Monitoring Concurrency

Detecting High Contention

Monitor for frequent conflicts that may indicate high contention:

import logging
import time
from datashard import ConcurrentModificationException, create_table, Schema

# Define schema
monitor_schema = Schema(
    schema_id=1,
    fields=[
        {"id": 1, "name": "record_id", "type": "long", "required": True},
        {"id": 2, "name": "data", "type": "string", "required": True}
    ]
)

table = create_table("/path/to/monitor_table", monitor_schema)

def monitored_write(table, records, schema, max_retries=5):
    start_time = time.time()
    retry_count = 0

    for attempt in range(max_retries):
        try:
            result = table.append_records(records=records, schema=schema)

            end_time = time.time()
            logging.info(f"Transaction completed in {end_time - start_time:.3f}s, "
                       f"with {retry_count} retries")
            return result
        except ConcurrentModificationException:
            retry_count += 1
            logging.warning(f"Transaction conflict, retry {retry_count}/{max_retries}")

            if attempt == max_retries - 1:
                logging.error("Transaction failed after max retries")
                raise

            time.sleep(0.01 * (2 ** attempt))

# Example usage
sample_records = [{"record_id": 1, "data": "monitored"}]
monitored_write(table, sample_records, monitor_schema)

Performance Considerations

  • OCC works best with low-to-moderate contention

  • High contention scenarios may require application-level coordination

  • Consider partitioning strategies to reduce contention on hot data

  • Monitor conflict rates to optimize write patterns

Advanced Concurrency Patterns

Leader/Follower Pattern

For scenarios requiring strict ordering:

import os
import tempfile
import time
from datashard import create_table, Schema

# Define schema
leader_schema = Schema(
    schema_id=1,
    fields=[
        {"id": 1, "name": "record_id", "type": "long", "required": True},
        {"id": 2, "name": "data", "type": "string", "required": True}
    ]
)

table = create_table("/path/to/leader_table", leader_schema)
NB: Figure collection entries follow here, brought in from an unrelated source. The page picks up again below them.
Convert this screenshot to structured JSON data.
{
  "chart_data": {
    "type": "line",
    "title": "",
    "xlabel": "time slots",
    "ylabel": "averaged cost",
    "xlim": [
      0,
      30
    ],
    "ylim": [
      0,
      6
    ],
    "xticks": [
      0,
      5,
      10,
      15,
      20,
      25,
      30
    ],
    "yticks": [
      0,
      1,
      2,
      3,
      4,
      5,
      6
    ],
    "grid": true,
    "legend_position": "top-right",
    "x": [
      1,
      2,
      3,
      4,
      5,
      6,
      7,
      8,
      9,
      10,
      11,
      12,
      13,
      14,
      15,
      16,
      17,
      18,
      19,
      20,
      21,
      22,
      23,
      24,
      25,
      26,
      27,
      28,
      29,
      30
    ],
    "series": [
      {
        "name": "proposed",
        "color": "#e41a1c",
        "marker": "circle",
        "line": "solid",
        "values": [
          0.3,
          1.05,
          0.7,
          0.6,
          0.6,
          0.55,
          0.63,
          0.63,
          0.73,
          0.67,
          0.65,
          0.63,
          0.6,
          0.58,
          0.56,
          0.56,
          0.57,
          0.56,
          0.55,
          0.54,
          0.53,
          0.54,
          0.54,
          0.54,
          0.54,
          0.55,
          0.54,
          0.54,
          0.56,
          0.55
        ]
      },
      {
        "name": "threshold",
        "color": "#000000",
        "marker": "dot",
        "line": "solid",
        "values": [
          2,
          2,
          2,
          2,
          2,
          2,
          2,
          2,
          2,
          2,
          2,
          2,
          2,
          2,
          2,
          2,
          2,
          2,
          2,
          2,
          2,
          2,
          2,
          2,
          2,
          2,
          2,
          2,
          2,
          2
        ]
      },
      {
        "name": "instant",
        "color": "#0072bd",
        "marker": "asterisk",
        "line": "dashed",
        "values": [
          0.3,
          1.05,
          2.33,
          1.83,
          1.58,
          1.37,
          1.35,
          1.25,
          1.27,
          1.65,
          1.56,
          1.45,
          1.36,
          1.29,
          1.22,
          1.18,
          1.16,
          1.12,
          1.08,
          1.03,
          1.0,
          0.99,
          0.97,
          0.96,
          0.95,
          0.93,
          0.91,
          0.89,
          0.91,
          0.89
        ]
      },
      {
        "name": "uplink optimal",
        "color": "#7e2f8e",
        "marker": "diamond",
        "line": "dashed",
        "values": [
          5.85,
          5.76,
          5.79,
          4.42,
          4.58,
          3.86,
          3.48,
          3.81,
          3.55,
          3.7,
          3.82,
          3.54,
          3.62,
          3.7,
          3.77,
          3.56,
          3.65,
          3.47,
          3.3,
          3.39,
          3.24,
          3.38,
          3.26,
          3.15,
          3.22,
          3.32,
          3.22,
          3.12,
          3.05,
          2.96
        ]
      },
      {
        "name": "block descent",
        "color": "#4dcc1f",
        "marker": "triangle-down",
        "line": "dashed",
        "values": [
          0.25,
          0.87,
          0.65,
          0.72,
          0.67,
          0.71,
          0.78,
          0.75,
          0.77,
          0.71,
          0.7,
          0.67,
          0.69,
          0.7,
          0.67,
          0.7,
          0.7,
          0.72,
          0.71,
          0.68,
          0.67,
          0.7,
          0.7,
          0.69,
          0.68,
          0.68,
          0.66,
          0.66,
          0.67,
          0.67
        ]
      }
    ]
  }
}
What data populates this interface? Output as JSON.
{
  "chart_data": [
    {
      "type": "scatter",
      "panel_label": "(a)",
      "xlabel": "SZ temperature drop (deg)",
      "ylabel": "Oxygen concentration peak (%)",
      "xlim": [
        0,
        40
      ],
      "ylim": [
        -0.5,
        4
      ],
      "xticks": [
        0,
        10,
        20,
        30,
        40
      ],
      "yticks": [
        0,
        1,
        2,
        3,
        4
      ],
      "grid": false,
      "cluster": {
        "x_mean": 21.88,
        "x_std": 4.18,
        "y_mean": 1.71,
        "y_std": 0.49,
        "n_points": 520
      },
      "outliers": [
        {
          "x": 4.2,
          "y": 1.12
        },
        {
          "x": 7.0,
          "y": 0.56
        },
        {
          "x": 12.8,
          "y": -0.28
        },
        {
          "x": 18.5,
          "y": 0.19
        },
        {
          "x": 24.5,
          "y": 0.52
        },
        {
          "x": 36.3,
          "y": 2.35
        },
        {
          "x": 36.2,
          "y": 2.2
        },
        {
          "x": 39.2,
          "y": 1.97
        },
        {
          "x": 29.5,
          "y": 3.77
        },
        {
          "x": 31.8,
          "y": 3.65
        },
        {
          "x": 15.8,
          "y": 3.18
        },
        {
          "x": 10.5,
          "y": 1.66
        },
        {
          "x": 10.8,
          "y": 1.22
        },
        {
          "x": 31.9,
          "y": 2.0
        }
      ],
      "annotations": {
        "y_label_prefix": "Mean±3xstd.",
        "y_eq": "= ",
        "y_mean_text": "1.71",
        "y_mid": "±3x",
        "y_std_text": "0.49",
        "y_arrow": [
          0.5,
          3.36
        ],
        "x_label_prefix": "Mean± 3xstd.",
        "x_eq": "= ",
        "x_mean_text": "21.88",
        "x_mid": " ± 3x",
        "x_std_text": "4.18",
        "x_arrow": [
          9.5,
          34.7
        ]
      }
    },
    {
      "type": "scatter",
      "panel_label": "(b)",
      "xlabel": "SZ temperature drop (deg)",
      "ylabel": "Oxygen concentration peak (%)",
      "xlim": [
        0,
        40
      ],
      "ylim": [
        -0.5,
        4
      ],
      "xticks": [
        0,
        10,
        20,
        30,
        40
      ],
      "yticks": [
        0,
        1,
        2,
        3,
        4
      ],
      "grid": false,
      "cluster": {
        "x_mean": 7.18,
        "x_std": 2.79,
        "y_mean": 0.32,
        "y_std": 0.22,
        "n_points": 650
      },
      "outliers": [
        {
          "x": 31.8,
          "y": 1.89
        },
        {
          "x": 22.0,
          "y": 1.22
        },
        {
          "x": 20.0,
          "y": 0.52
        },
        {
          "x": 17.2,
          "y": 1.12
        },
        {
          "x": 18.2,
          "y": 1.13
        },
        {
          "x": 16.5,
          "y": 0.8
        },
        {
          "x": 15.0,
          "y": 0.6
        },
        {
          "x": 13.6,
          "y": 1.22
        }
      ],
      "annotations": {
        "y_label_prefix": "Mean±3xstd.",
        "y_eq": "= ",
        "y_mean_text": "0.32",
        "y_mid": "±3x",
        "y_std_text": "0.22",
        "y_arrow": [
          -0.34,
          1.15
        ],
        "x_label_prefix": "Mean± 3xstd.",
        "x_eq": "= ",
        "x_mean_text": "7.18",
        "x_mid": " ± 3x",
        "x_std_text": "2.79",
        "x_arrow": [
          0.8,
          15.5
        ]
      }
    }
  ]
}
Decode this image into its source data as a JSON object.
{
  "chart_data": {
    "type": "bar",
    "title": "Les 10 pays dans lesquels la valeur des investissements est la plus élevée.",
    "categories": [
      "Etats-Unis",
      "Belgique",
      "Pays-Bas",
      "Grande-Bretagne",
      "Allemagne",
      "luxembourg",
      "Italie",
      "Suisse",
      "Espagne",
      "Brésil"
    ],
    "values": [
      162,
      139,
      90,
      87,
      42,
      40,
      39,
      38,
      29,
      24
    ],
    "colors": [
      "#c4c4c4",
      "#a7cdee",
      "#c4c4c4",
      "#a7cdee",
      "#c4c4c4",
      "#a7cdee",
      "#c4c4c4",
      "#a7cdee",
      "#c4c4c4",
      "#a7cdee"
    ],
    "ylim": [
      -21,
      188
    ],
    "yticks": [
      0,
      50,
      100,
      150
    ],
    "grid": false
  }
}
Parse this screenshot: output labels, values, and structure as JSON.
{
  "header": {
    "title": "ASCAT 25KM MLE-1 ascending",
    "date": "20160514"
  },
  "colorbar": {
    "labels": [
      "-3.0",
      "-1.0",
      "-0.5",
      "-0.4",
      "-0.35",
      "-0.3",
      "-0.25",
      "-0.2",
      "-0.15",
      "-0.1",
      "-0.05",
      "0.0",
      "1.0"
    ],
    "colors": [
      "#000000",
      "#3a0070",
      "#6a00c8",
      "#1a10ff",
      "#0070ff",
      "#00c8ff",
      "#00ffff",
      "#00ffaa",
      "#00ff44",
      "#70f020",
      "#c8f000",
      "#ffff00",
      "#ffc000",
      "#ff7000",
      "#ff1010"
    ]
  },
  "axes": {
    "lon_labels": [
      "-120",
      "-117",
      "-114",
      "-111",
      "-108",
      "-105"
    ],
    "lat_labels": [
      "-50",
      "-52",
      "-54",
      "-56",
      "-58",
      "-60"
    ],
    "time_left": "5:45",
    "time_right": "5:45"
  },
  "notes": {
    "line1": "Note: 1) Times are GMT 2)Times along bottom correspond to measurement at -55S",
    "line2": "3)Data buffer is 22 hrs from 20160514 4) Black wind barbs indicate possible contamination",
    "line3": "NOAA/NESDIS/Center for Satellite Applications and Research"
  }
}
def coordinated_write(table, records, schema, process_id):
    # Use file-based coordination
    lock_file = os.path.join(tempfile.gettempdir(), f"datashard_lock_{table.table_path}")

    while True:
        if try_acquire_lock(lock_file, process_id):
            try:
                return table.append_records(records=records, schema=schema)
            finally:
                release_lock(lock_file, process_id)
        else:
            time.sleep(0.01)  # Wait and retry

Partition-Aware Writing

Reduce conflicts by organizing writes around partitions:

from datashard import create_table, Schema

# Define schema with partition support
partition_schema = Schema(
    schema_id=1,
    fields=[
        {"id": 1, "name": "record_id", "type": "long", "required": True},
        {"id": 2, "name": "data", "type": "string", "required": True},
        {"id": 3, "name": "partition", "type": "string", "required": True}
    ]
)

table = create_table("/path/to/partitioned_table", partition_schema)

def partitioned_write(table, record_groups_by_partition, schema):
    """Write to different partitions to reduce conflicts"""
    results = []

    for partition_value, records in record_groups_by_partition.items():
        with table.new_transaction() as tx:
            tx.append_data(
                records=records,
                schema=schema,
                partition_values={"partition": partition_value}
            )
            results.append(tx.commit())

    return all(results)

# Example usage
record_groups = {
    "2024-01": [{"record_id": 1, "data": "jan_data", "partition": "2024-01"}],
    "2024-02": [{"record_id": 2, "data": "feb_data", "partition": "2024-02"}]
}
partitioned_write(table, record_groups, partition_schema)

These patterns help optimize concurrent access based on your specific workload requirements.